CUDA Pinned memory
In the framework of accelerating computational codes by parallel computing on graphics processing units (GPUs), the data to be processed must be transferred from system (host) memory to the graphics card's (device) memory, and the results retrieved from the graphics (device) memory into system (host) memory. In a computational code accelerated by general-purpose GPUs (GPGPUs), such transactions can occur many times and may affect the overall performance, so that the problem of carrying out those transfers in the fastest way arises.
To allow programmers to use a larger virtual address space than is actually available in the RAM, CPUs (or hosts, in the language of GPGPU) implement a virtual memory system Virtual memory (non-locked / non-pinned memory) in which a physical memory page may be swapped out to disk. When the host needs that page, it loads it back in from the disk. The drawback with CPU⟷GPU memory transfers is that memory transactions are slower, i.e., the bandwidth of the PCI-E bus to connect CPU and GPU is not fully exploited. Non-locked / non-pinned memory does not reside only in main memory (e.g. it can be in swap), so the driver needs to access every single page of the non-locked memory, copy it into pinned buffer and pass it to the Direct Memory Access (DMA) (synchronously page-by-page copy). Indeed, PCI-E transfers occur only using the DMA. Accordingly, when a “normal” transfer is issued, an allocation of a block of page-locked memory is necessary, followed by a host copy from regular memory to the page-locked / pinned one, the transfer, the wait for the transfer to complete and the deletion of the page-locked / pinned memory. This consumes precious host time which is avoided when directly using page-fixed memory.

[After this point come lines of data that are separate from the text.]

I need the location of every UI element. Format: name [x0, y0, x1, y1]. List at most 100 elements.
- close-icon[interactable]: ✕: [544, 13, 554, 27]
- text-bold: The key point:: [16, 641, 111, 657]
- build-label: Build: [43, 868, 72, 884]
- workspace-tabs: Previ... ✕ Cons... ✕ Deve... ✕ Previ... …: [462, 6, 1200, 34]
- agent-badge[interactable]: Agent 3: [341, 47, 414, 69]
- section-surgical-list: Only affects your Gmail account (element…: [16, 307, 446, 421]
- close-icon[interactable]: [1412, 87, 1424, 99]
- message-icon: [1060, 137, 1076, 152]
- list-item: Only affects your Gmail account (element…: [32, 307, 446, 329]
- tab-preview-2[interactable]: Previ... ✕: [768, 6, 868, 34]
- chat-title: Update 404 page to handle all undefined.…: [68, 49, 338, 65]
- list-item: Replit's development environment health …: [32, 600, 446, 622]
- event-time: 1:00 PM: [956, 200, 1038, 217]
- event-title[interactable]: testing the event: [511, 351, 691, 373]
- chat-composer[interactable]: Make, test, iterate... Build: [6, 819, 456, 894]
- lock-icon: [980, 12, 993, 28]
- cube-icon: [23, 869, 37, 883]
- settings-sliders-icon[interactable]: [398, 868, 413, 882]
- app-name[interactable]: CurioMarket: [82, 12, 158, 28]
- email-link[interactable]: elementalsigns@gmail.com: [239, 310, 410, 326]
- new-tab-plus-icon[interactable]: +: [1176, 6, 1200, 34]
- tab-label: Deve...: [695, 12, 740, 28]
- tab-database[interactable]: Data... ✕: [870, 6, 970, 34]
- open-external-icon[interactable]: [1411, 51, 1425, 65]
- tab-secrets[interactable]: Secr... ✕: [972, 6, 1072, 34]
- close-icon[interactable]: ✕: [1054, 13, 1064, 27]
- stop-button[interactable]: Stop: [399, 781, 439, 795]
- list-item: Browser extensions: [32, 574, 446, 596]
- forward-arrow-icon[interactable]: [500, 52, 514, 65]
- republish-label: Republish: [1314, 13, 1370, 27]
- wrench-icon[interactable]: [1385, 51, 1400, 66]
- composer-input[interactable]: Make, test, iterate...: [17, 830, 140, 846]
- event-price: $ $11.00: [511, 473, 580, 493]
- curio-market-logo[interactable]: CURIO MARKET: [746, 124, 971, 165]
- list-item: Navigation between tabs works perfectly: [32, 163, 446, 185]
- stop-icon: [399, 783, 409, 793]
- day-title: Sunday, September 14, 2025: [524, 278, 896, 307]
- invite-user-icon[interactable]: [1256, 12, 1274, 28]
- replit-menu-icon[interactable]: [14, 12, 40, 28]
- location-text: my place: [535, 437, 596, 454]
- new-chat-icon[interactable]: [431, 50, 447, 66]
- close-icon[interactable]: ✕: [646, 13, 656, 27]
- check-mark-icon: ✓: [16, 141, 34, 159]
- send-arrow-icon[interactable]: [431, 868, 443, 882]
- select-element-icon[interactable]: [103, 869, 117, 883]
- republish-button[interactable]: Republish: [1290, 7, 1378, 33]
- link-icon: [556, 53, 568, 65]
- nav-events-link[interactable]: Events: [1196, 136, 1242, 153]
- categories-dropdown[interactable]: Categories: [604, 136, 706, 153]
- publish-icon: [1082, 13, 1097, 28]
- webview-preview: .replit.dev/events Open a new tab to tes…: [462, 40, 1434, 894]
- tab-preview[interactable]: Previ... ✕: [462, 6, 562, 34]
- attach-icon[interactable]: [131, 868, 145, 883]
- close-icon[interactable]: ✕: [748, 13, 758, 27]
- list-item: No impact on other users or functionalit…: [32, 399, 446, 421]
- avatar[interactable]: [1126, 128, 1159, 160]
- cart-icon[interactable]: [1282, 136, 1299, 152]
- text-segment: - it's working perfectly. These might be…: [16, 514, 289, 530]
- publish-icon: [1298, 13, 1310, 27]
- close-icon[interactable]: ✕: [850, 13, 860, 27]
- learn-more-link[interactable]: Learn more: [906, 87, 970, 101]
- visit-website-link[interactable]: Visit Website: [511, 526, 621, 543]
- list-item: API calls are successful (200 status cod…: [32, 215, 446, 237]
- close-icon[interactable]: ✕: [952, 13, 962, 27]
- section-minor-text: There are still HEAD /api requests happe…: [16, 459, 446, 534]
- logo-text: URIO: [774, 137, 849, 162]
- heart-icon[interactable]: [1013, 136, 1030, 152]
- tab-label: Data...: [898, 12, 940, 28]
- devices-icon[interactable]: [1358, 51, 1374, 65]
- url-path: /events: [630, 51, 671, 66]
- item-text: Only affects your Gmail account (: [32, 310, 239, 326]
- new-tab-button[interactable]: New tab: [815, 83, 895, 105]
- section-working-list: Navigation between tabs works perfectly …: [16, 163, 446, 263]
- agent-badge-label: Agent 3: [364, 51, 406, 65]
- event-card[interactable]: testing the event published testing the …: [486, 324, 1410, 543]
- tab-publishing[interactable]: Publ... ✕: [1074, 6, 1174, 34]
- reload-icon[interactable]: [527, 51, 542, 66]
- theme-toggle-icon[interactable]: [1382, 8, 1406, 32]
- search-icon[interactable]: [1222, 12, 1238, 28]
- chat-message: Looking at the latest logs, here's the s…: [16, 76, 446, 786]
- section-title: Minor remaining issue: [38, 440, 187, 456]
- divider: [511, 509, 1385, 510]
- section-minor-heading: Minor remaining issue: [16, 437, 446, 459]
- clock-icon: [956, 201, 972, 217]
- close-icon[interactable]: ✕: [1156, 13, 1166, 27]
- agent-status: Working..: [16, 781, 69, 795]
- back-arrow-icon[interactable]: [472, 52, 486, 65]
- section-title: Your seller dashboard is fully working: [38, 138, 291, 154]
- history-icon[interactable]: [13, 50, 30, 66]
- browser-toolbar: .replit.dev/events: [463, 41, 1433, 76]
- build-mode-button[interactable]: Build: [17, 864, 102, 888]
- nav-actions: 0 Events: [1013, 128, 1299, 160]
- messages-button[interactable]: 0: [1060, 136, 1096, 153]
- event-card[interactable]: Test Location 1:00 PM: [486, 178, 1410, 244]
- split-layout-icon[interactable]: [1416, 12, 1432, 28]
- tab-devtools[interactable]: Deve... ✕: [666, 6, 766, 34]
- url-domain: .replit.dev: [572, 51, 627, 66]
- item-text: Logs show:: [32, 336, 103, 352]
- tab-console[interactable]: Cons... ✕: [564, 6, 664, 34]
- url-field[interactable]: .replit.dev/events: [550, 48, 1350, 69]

However, with today’s memories, the use of virtual memory is no longer necessary for many applications which will fit within the host memory space. In all these cases, it is more convenient to use page-locked / pinned memory which enables a DMA on the GPU to request transfers to and from the host memory without the involvement of the CPU. In other words, locked memory is stored in the physical memory (RAM), so the device can fetch it without the help of the host (synchronous copy).
GPU memory is automatically allocated as page-locked, since GPU memory does not support swapping to disk. To allocate page-locked memory on the host in CUDA language one could use cudaHostAlloc.